Si, en application du 1° du I de l’article L. 181-18 du code de l’environnement, le juge de l’autorisation environnementale a limité l’annulation qu’il prononce à une des phases de la procédure d’instruction, telles que prévues par l’article L. 181-9 du même code.

Il y a alors reprise de la procédure administrative et ensuite de nouveaux actes. Nouveaux actes qui seront attaqués par le primo-requérant. De nouveau.

Le requérant peut-il, alors, revenir en arrière y compris en contestant les phases de la procédure qui avaient déjà été soumises à la censure du juge ? Ou non.

NON répond la CAA qui pose que ce requérant ne peut, à l’appui de la contestation du nouvel acte pris à l’issue de la reprise de la procédure administrative, utilement invoquer que des moyens affectant sa légalité externe et contester la régularité de la reprise de la procédure administrative.

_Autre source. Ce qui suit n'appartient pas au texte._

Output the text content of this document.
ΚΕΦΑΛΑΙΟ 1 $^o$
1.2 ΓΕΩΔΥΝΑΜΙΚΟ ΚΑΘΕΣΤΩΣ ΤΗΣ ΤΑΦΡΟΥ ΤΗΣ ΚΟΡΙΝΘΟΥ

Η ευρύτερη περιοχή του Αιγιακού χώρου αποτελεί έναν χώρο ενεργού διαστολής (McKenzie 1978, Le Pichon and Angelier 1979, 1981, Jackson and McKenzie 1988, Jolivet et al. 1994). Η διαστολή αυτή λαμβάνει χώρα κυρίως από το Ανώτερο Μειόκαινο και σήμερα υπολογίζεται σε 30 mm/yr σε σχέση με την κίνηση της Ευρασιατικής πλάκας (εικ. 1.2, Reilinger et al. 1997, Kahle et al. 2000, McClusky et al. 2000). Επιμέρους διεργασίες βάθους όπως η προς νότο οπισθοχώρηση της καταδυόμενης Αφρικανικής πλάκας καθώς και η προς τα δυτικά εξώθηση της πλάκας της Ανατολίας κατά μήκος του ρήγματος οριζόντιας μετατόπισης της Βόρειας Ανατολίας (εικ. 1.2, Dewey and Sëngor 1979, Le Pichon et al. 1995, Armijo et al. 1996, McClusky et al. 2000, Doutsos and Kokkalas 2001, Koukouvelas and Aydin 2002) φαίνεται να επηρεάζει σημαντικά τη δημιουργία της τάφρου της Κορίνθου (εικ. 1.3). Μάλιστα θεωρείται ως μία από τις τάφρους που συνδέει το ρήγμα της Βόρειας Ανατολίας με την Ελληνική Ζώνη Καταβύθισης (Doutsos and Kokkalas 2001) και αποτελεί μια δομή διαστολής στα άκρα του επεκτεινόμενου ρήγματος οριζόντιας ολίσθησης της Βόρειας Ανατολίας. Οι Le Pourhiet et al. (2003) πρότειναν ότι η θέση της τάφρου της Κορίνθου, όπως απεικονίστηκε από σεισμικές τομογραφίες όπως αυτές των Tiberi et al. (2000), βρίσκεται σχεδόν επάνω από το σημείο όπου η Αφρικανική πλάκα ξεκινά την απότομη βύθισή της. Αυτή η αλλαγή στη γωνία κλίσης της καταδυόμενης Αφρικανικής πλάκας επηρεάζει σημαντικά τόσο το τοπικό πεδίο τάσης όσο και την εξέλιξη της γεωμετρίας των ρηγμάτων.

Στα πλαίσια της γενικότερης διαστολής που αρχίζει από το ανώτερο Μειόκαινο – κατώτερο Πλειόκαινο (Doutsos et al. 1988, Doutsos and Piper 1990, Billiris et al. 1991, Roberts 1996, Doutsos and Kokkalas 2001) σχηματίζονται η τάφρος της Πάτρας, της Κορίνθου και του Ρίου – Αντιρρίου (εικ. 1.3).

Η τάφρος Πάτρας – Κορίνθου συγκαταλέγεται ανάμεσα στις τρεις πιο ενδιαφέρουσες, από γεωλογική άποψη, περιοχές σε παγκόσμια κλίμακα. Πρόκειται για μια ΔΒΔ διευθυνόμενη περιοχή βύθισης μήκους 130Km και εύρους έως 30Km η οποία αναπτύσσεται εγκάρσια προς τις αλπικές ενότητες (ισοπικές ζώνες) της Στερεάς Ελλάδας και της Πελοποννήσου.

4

Il ne peut utilement soulever, précise la Cour, aucun autre moyen, qu’il s’agisse d’un moyen déjà écarté par la décision d’annulation partielle ou de moyens nouveaux, à l’exception de ceux qui seraient fondés sur des éléments révélés par la reprise de la procédure administrative.

Citons la CAA :

« 5. Lorsque, en application du 1° du I de l’article L. 181-18 du code de l’environnement, le juge de l’autorisation environnementale a limité l’annulation qu’il prononce à une des phases de la procédure d’instruction, telles que prévues par l’article L. 181-9 du même code, un requérant ne peut, à l’appui de la contestation du nouvel acte pris à l’issue de la reprise de la procédure administrative, utilement invoquer que des moyens affectant sa légalité externe et contester la régularité de la reprise de la procédure administrative. Il ne peut utilement soulever aucun autre moyen, qu’il s’agisse d’un moyen déjà écarté par la décision d’annulation partielle ou de moyens nouveaux, à l’exception de ceux qui seraient fondés sur des éléments révélés par la reprise de la procédure administrative. »

 

A noter le commentaire de http://jurissite-caa-bordeaux.fr/index.php?tag/Cplus qui reprend lui aussi le point 5, mais qui donne de précieuses références jurisprudentielles à titre de comparaison. Les voici :

« 1) CE Avis 22/03/2018 n°415852 A Association Novissen et autres [que nous avions commenté ici – note de l’auteur du présent article de blog] (2) Comp., sur le fondement de l’article L. 600-5-1 du code de l’urbanisme, CE 18/06/2014 n° 376760 A Société Batimalo et autres et, sur le fondement de l’article L. 600-9 du code de l’urbanisme, CE 29/06/2018 n°395963 A Commune de Sempy.

 

VOICI CET ARRET (CAA Bordeaux, 10 mars 2020, n° 19BX00337) :

 

Vu la procédure suivante :
Par une requête, enregistrée au greffe du tribunal administratif de la Guadeloupe le 3 janvier 2019, et un mémoire complémentaire, enregistré le 24 janvier 2019, la commune de Petit-Canal, représentée par la SELARL Droits et territoires, demande :
1°) l’annulation de l’arrêté du 11 septembre 2018 par lequel le préfet de la Guadeloupe a autorisé la SAS Quadran à exploiter une installation de production d’électricité utilisant l’énergie mécanique du vent sur son territoire ;
2°) la mise à la charge de l’Etat d’une somme de 2 500 euros en application de l’article L. 761-1 du code de justice administrative.
Considérant ce qui suit :
1. La société Quadran a déposé, le 19 septembre 2014, une demande d’autorisation d’exploiter une installation de production d’électricité à partir de l’énergie mécanique du vent composée de 10 éoliennes sur le territoire de la commune de Petit-Canal (Guadeloupe). Par arrêté du 15 décembre 2016, le préfet de la Guadeloupe a accordé cette autorisation. Par jugement n° 1700403 du 12 juin 2018, le tribunal administratif de la Guadeloupe a annulé la phase de décision de l’instruction ayant conduit à cet arrêté, en tant que le préfet n’a pas recueilli l’avis favorable du conseil régional, et a enjoint au préfet de reprendre l’instruction. La commune de Petit-Canal demande l’annulation de l’arrêté du 11 septembre 2018 par lequel le préfet de la Guadeloupe a accordé à la société Quadran l’autorisation qu’elle sollicitait.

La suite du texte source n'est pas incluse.